The survey of 186 children aged from eight to 17 and 1,000 adults, revealed that one in five children and one in 10 adults have experienced cyberbullying.

A shocking 9pc of children have required anti-anxiety/depression and other medication to cope with bullying, both online and off.

The survey also found 25pc of adult women reported being insulted online over their bodies.

The findings of the online survey, conducted between May and June for digital media agency Zenith Optimedia, even shocked the company's deputy MD Declan Kelly.

"When you see the effects, it really hits home, the gravity of it," he told the Herald.

More than half (51pc) of adults who were bullied online experienced dark or suicidal thoughts, while 80pc cited feelings of low self-esteem, change in mood or behaviour (83pc), anxiety (75pc) and changes in sleep or eating patterns (63pc). Overwhelmingly 92pc of victims of online trolls reported feeling sad.

Some adults reported bed-wetting, suicide attempts, eating disorders, depression and being forced to take time off work due to stress.

"I felt angry and ashamed," one person reported.


For kids, the results were similar.

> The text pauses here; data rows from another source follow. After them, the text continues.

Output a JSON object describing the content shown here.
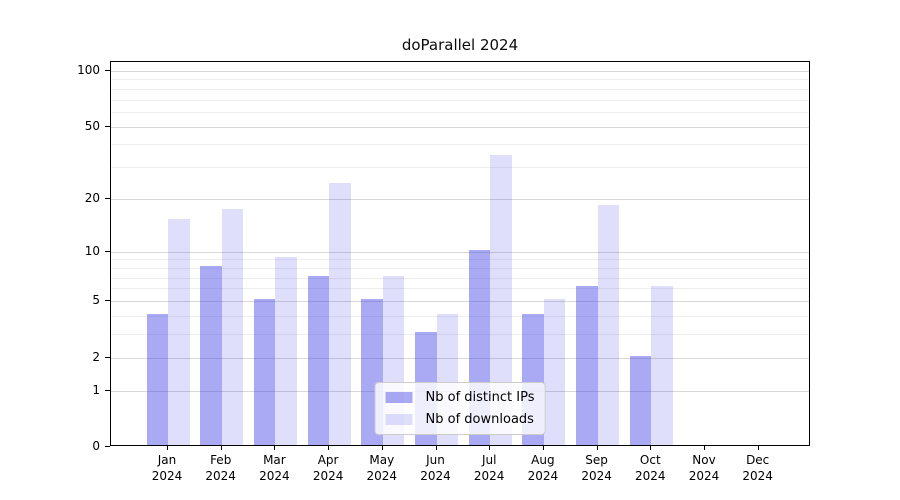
{
  "title": "doParallel 2024",
  "legend": {
    "items": [
      {
        "label": "Nb of distinct IPs",
        "series": "ips"
      },
      {
        "label": "Nb of downloads",
        "series": "downloads"
      }
    ]
  },
  "axes": {
    "y_ticks": [
      {
        "label": "100",
        "value": 100
      },
      {
        "label": "50",
        "value": 50
      },
      {
        "label": "20",
        "value": 20
      },
      {
        "label": "10",
        "value": 10
      },
      {
        "label": "5",
        "value": 5
      },
      {
        "label": "2",
        "value": 2
      },
      {
        "label": "1",
        "value": 1
      },
      {
        "label": "0",
        "value": 0
      }
    ],
    "y_minor_values": [
      3,
      4,
      6,
      7,
      8,
      9,
      30,
      40,
      60,
      70,
      80,
      90
    ],
    "x_months": [
      "Jan",
      "Feb",
      "Mar",
      "Apr",
      "May",
      "Jun",
      "Jul",
      "Aug",
      "Sep",
      "Oct",
      "Nov",
      "Dec"
    ],
    "x_year": "2024"
  },
  "colors": {
    "ips_bar": "rgba(64,64,230,0.45)",
    "downloads_bar": "rgba(64,64,230,0.17)",
    "ips_bar_hex_on_white": "#a9a9f4",
    "downloads_bar_hex_on_white": "#dedefa",
    "grid_major": "#d8d8d8",
    "grid_minor": "#eeeeee",
    "axis_line": "#000000"
  },
  "chart_data": {
    "type": "bar",
    "title": "doParallel 2024",
    "categories": [
      "Jan 2024",
      "Feb 2024",
      "Mar 2024",
      "Apr 2024",
      "May 2024",
      "Jun 2024",
      "Jul 2024",
      "Aug 2024",
      "Sep 2024",
      "Oct 2024",
      "Nov 2024",
      "Dec 2024"
    ],
    "series": [
      {
        "name": "Nb of distinct IPs",
        "values": [
          4,
          8,
          5,
          7,
          5,
          3,
          10,
          4,
          6,
          2,
          0,
          0
        ]
      },
      {
        "name": "Nb of downloads",
        "values": [
          15,
          17,
          9,
          24,
          7,
          4,
          34,
          5,
          18,
          6,
          0,
          0
        ]
      }
    ],
    "y_scale": "log1p",
    "y_axis_ticks": [
      0,
      1,
      2,
      5,
      10,
      20,
      50,
      100
    ],
    "ylim": [
      0,
      113
    ],
    "xlabel": "",
    "ylabel": "",
    "grid": true,
    "legend_position": "lower center"
  }
}
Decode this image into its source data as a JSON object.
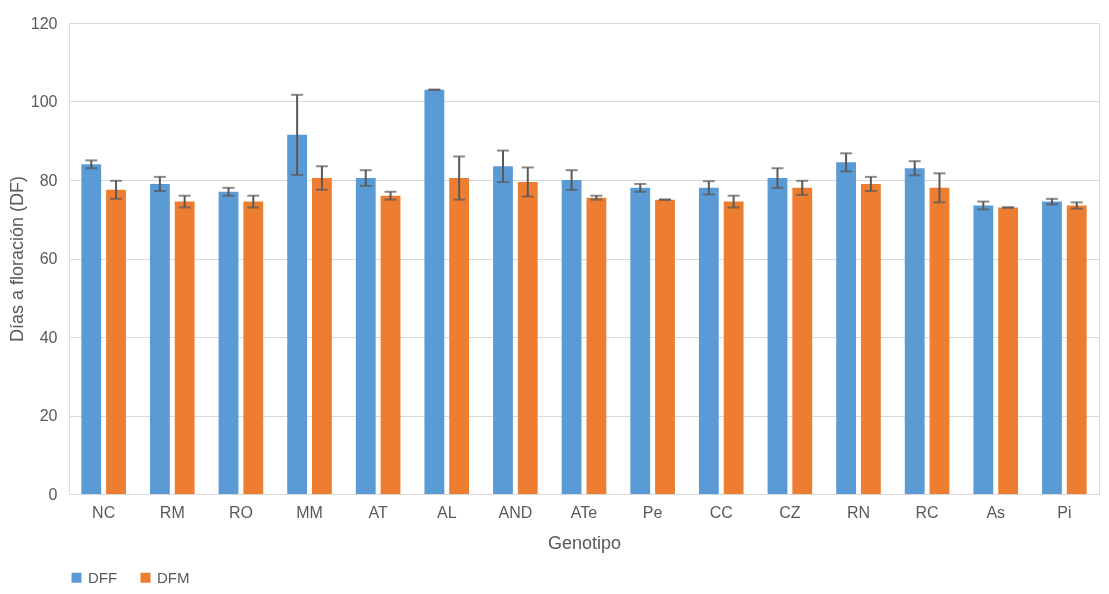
{
  "chart_data": {
    "type": "bar",
    "xlabel": "Genotipo",
    "ylabel": "Días a floración (DF)",
    "categories": [
      "NC",
      "RM",
      "RO",
      "MM",
      "AT",
      "AL",
      "AND",
      "ATe",
      "Pe",
      "CC",
      "CZ",
      "RN",
      "RC",
      "As",
      "Pi"
    ],
    "series": [
      {
        "name": "DFF",
        "color": "#5b9bd5",
        "values": [
          84,
          79,
          77,
          91.5,
          80.5,
          103,
          83.5,
          80,
          78,
          78,
          80.5,
          84.5,
          83,
          73.5,
          74.5
        ],
        "errors": [
          1,
          1.8,
          1,
          10.2,
          2,
          0,
          4,
          2.5,
          1,
          1.7,
          2.5,
          2.3,
          1.8,
          1,
          0.7
        ]
      },
      {
        "name": "DFM",
        "color": "#ed7d31",
        "values": [
          77.5,
          74.5,
          74.5,
          80.5,
          76,
          80.5,
          79.5,
          75.5,
          75,
          74.5,
          78,
          79,
          78,
          73,
          73.5
        ],
        "errors": [
          2.3,
          1.5,
          1.5,
          3,
          1,
          5.5,
          3.7,
          0.5,
          0,
          1.5,
          1.8,
          1.8,
          3.7,
          0,
          0.8
        ]
      }
    ],
    "ylim": [
      0,
      120
    ],
    "yticks": [
      0,
      20,
      40,
      60,
      80,
      100,
      120
    ],
    "grid": "y",
    "legend": "bottom"
  }
}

More than a third (36pc) of children who were bullied cited feelings of depression, with 18pc admitting to having dark or suicidal thoughts.

Bed-wetting, suicidal ideation, crying and developing a stress-related rash were among common issues for bullied children. Sadness, change in mood or behaviour, anxiety and low self-esteem were also common issues cited.

Overwhelmingly, Facebook was the main place where online abuse took place, (54pc) followed by Snapchat (7pc).

Just over a third of the abuse was in the form of malicious emails or texts, followed by lies and rumours spread online (33pc) and posting embarrassing photos of someone (18pc).